Fish in our diet

Friday, April 16, 2010
posted by admin

As we have been informed from health specialists the higher the amount of fish consumed as part of  our diet, the better off in a long term we will be. The best approach would be to include at list two fish portions in our weekly food consumption. Oily fish are the better one and can include Salmon, Trout,Cod, Herring, Fresh tuna, Sardines, simply to name a few. Omega 3 fatty acids are present in high concentrations within those fish, they also contain protein , minerals and vitamins. Other types of fish like Swordfish or Shark contain mercury and should be consumed less frequently. In order to have a larger variety of choices you may also incorporate shellfish or even crustacean such as crab, lobster or shrimp. Frozen fish are also providing the same amount of Omega 3, protein, minerals and vitamins and can be a good substitute but be aware of freezer burn product.

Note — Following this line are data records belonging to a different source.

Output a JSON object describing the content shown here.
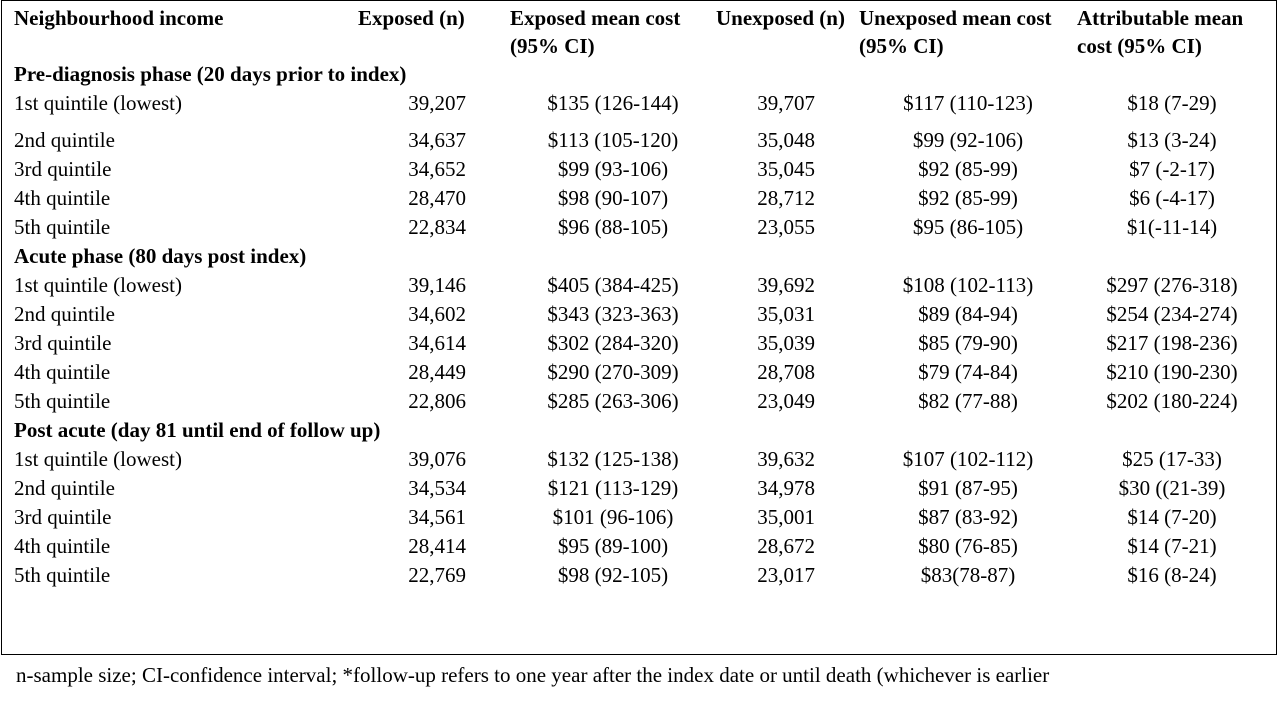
{
  "headers": [
    "Neighbourhood income",
    "Exposed (n)",
    "Exposed mean cost (95% CI)",
    "Unexposed (n)",
    "Unexposed mean cost (95% CI)",
    "Attributable mean cost (95% CI)"
  ],
  "sections": [
    {
      "title": "Pre-diagnosis phase (20 days prior to index)",
      "rows": [
        [
          "1st quintile (lowest)",
          "39,207",
          "$135 (126-144)",
          "39,707",
          "$117 (110-123)",
          "$18 (7-29)"
        ],
        [
          "2nd quintile",
          "34,637",
          "$113 (105-120)",
          "35,048",
          "$99 (92-106)",
          "$13 (3-24)"
        ],
        [
          "3rd quintile",
          "34,652",
          "$99 (93-106)",
          "35,045",
          "$92 (85-99)",
          "$7 (-2-17)"
        ],
        [
          "4th quintile",
          "28,470",
          "$98 (90-107)",
          "28,712",
          "$92 (85-99)",
          "$6 (-4-17)"
        ],
        [
          "5th quintile",
          "22,834",
          "$96 (88-105)",
          "23,055",
          "$95 (86-105)",
          "$1(-11-14)"
        ]
      ]
    },
    {
      "title": "Acute phase (80 days post index)",
      "rows": [
        [
          "1st quintile (lowest)",
          "39,146",
          "$405 (384-425)",
          "39,692",
          "$108 (102-113)",
          "$297 (276-318)"
        ],
        [
          "2nd quintile",
          "34,602",
          "$343 (323-363)",
          "35,031",
          "$89 (84-94)",
          "$254 (234-274)"
        ],
        [
          "3rd quintile",
          "34,614",
          "$302 (284-320)",
          "35,039",
          "$85 (79-90)",
          "$217 (198-236)"
        ],
        [
          "4th quintile",
          "28,449",
          "$290 (270-309)",
          "28,708",
          "$79 (74-84)",
          "$210 (190-230)"
        ],
        [
          "5th quintile",
          "22,806",
          "$285 (263-306)",
          "23,049",
          "$82 (77-88)",
          "$202 (180-224)"
        ]
      ]
    },
    {
      "title": "Post acute (day 81 until end of follow up)",
      "rows": [
        [
          "1st quintile (lowest)",
          "39,076",
          "$132 (125-138)",
          "39,632",
          "$107 (102-112)",
          "$25 (17-33)"
        ],
        [
          "2nd quintile",
          "34,534",
          "$121 (113-129)",
          "34,978",
          "$91 (87-95)",
          "$30 ((21-39)"
        ],
        [
          "3rd quintile",
          "34,561",
          "$101 (96-106)",
          "35,001",
          "$87 (83-92)",
          "$14 (7-20)"
        ],
        [
          "4th quintile",
          "28,414",
          "$95 (89-100)",
          "28,672",
          "$80 (76-85)",
          "$14 (7-21)"
        ],
        [
          "5th quintile",
          "22,769",
          "$98 (92-105)",
          "23,017",
          "$83(78-87)",
          "$16 (8-24)"
        ]
      ]
    }
  ],
  "footnote": "n-sample size; CI-confidence interval; *follow-up refers to one year after the index date or until death (whichever is earlier"
}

When purchasing fresh fish always look for the two s. Shine and smell. First the shine : fresh fish should have a brilliant reflection of the light, if not, if doll looking it is not fresh. Second : if it smells fishy don’t even think about buying-it.

Always remember the purchase of your fish should be the last item before you heat the cash register and if you are in a hot climate have the store clerk provide you with some ice for your trip back home, fish can spoil very rapidly if exposed to warm temperature and has to be refrigerated as soon as you get home.